D’autres CLQ (soit 4 % ou 27 exemples) activent les stéréotypes de ‘colonisateur’ ou ‘occupant’ de « sioniste » (f), comme dans cette affirmation : « Les sionistes sont aux peuples ce que le coucou est aux oiseaux. Curieux oiseaux, ils vont s’autodéterminer dans le nid des Palestiniens. ». C’est l’analogie figurée du « coucou » qui active efficacement dans « sioniste » l’idée d’un profiteur s’installant dans le foyer d’autrui. Les modificateurs des déploiements affectent alors le noyau même des lexies, modifiant leur sémantisme fondamental.
Enfin, un petit nombre d’exemples (soit 1,5 % dont 10 exemples) activent le trait ‘origine européenne’ de « sioniste », générant par conséquent le stéréotype selon lequel ils seraient étrangers au Moyen-Orient, voire déconnectés de toute identité relative au lieu géo-historique d’Israël (g). Ces stéréotypes ressortent des déploiements suivants : « Les sionistes sont pour la majorité des juifs européens (Ashkénazes) qui n’ont rien à voir avec les juifs qui ont toujours vécu en… ».
En résumant cette partie de l’analyse, nous avons mis en évidence les stéréotypes associés au terme « sioniste » en prenant en compte la manière dont cette lexie se voit chargée du sens par l’attribut des déploiements des textes. Les contextes neutres et bienveillants auprès de « sioniste » coexistent avec les négatifs qui, eux, dominent largement, activant des stéréotypes surtout de malveillance, de conspiration, de déconnexion avec le judaïsme et d’impérialisme/colonialisme. Ces stéréotypes, profondément ancrés dans des tensions politiques et idéologiques, illustrent la charge symbolique et émotionnelle que le mot « sioniste » porte dans l’espace public mais aussi le cinétisme du terme, avec une ingéniosité à s’ouvrir à différentes possibilités argumentatives en faveur de politiques entièrement opposées.
5.3 Discussion conclusive
Dans le chapitre 2, nous avons retracé la genèse et l’évolution du mot « sioniste » en l’étudiant à travers son histoire. Nous avons pu constater que l’idée d’un noyau de base comme point de départ du sens de « sioniste » ne constitue qu’une partie du sens ; de nombreuses associations stéréotypiques engendrées par et dans les déploiements (con)textuels construisent des sens variés du même terme, susceptibles ensuite de remodeler le noyau. Ces stéréotypes « historiques » sont orientés autour de deux axes principaux : la genèse d’une part et, d’autre part, l’objectif du mouvement sioniste, englobant les dimensions d’agentivité ainsi que les modalités dynamique, déontique et axiologique. Les stéréotypes vont parfois jusqu’à se contredire : les sionistes sont juifs – les sionistes ne sont pas juifs ; les sionistes sont orphelins – les sionistes sont chez eux partout ; les sionistes sont de l’Occident – les sionistes sont de l’Orient ; les sionistes sont israéliens – les sionistes ne sont pas israéliens ; les sionistes sont mondialistes – les sionistes sont nationalistes ; les sionistes sont gauchistes – les sionistes sont droitistes, etc. Ces stéréotypes, exposés dans le tableau 2, sont devenus le point de départ des analyses du corpus médiatique.
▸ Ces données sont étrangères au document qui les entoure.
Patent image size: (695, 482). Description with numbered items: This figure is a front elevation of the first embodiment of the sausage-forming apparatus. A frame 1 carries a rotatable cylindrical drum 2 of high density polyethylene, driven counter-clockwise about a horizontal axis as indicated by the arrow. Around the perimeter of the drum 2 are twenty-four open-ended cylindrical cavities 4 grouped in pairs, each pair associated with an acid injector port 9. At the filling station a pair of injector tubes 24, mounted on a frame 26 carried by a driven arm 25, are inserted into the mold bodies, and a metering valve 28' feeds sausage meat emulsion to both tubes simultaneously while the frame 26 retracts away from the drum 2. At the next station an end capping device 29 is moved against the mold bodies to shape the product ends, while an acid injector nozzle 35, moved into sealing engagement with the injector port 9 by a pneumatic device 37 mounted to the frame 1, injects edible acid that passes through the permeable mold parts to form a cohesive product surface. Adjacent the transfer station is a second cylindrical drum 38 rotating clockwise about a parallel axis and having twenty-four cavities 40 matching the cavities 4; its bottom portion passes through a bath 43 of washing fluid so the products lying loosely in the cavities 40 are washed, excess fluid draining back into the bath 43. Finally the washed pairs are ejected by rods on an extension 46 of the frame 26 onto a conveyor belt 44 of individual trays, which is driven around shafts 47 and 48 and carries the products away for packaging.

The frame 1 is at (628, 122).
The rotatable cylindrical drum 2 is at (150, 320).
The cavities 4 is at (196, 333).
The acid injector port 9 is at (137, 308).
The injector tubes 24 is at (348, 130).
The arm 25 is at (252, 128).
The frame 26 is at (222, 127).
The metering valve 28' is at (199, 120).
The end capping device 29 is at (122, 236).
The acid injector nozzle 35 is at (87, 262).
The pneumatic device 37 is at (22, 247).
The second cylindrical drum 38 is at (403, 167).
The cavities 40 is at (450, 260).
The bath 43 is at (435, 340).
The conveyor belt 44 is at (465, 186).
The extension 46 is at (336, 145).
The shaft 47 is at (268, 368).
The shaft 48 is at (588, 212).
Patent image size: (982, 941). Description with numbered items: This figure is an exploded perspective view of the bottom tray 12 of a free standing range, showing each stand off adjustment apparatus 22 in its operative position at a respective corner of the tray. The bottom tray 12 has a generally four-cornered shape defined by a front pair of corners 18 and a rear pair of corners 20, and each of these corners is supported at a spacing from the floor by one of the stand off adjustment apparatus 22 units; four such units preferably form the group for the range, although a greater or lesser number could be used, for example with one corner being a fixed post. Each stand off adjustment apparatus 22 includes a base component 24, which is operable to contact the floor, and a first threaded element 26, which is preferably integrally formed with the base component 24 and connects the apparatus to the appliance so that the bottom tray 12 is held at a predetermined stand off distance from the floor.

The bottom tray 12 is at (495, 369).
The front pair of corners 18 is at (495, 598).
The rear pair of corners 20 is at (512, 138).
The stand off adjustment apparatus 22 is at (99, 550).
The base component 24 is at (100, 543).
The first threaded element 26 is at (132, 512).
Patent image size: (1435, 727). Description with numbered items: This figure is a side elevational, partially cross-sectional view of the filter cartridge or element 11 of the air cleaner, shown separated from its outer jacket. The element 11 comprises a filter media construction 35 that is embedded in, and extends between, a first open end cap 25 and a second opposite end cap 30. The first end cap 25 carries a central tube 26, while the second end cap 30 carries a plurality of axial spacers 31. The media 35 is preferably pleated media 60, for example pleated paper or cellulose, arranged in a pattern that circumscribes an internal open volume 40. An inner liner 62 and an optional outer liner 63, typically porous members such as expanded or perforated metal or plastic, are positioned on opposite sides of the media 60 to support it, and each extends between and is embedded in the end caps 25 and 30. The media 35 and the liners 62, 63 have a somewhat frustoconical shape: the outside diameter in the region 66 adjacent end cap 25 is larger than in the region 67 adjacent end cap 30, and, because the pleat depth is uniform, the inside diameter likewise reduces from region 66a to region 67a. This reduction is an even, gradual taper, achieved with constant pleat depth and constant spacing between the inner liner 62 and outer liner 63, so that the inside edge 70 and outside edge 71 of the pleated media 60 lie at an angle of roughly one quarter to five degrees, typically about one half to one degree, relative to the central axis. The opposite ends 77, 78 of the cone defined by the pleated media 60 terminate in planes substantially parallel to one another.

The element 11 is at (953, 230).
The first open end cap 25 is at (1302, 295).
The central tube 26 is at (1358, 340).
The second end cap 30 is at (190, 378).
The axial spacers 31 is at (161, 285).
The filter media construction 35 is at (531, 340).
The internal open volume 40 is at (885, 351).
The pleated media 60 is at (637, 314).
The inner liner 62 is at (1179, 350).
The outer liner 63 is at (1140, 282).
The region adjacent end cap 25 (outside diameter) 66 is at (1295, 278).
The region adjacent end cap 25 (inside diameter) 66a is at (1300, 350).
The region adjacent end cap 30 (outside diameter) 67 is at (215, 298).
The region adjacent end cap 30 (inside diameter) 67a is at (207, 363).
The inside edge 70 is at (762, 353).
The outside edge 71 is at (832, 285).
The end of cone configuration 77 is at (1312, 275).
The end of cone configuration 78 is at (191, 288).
Dans le chapitre 5, nous avons exploré les CLQ les plus fréquentes et montré que les stéréotypes associés à « entité sioniste », « lobby sioniste », etc. sont conditionnés soit par le simple agencement des deux mots formant la CLQ, soit par les modificateurs du contexte, soit par une combinaison des deux procédés. Les stéréotypes sont toujours activés en fonction des normes, des traditions culturelles et des idéologies du contexte. Dans le premier cas de figure, pour les CLQ comme « entité sioniste » et « régime sioniste », les stéréotypes résultent de la combinaison des stéréotypes des deux mots isolés ; en associant deux mots, on active différentes potentialités argumentatives du noyau de chacun, ainsi que les normes évoquées par leur combinaison. Or, dans le cas d’« entité sioniste », la polarité négative résulte de l’agencement, tandis que la polarité négative de « régime sioniste » s’active à partir du noyau même négatif du terme ‘régime’. Le deuxième type, dont « ouvertement sioniste » et « profondément sioniste » est celui qui active des stéréotypes à polarité négative du fait des modificateurs des déploiements. Ainsi, la seule mise en présence des deux mots ne génère pas de polarité ni positive ni négative. Le troisième cas de figure, dont « lobby sioniste », combine les deux premiers procédés. Le terme « lobby » est ambigu du point de vue de la polarité de son noyau ; les potentialités argumentatives oscillent entre ‘promouvoir’, ‘influencer’ et ‘manipuler’ et essayer de trancher entre les deux n’est pas évident. Ainsi, certains stéréotypes générés par « lobby sioniste » sont neutres ou positifs puisqu’ils font référence à des organisations promouvant les questions du sionisme traditionnel : la défense du droit au retour des Juifs en Israël, le soutien aux activités culturelles juives internationales, etc. Cette CLQ nécessite un contexte plus précis pour activer des stéréotypes à polarité négative, en raison de la potentialité neutre, voire « universelle », que le terme « lobby » peut porter lorsqu’il est associé à « sioniste ». Elle active cependant souvent des stéréotypes à polarité négative, à l’appui des modificateurs des déploiements, souvent relatifs à la volonté d’exercer du pouvoir sur l’autre et à des méthodes de domination d’un peuple sur un autre. Ces stéréotypes sont également activés par des figures antisémites présentes dans l’environnement culturel.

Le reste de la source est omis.